By Caroline Price
Cancer referral rates vary markedly across England, reveal data published today by the National Cancer Intelligence Network (NCIN).
Urgent referrals vary more than three-fold, ranging from 830 to over 2,550 in every 100,000 patients each year, says the Network.
The proportion of referrals that go on to be diagnosed with cancer also varies considerably, from a low of 2.3% in Hammersmith and Fulham to a high of 15.6% in Herefordshire.
Information was sourced from various datasets over 2008-2011 and is available on the NCIN website for the large majority of practices.
Dr Mick Peake, clinical lead for the NCIN, said: "The data are not easy to interpret since we do not know what the 'optimum' level is for these measures and although data are adjusted for age, there may be other differences in the characteristics of the patients of a particular GP practice that impact on local referral rates. However, the range of the variation is so wide that, at the extremes it probably reflects differing standards of care."

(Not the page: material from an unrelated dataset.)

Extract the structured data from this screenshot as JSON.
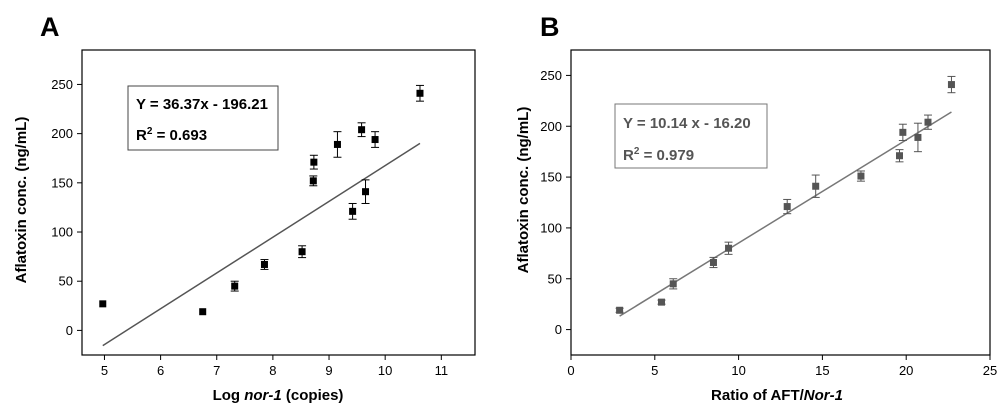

The NCIN says the data "have already proved valuable to practices", for benchmarking referred patients' outcomes, and area now being made available publicly as part of the Government's open data strategy.
Di Riley, associated director of the NCIN clinical outcomes programme, commented: "Although the number of people GPs refer isn't on its own an indicator of how good they are at spotting the early signs of cancer, it's clear from these data that there's variation that needs to be addressed.
"It's important to remember that GPs have a hard job and many of the symptoms of cancer are very similar to many other illnesses. But we must do more to understand the reasons for the variation."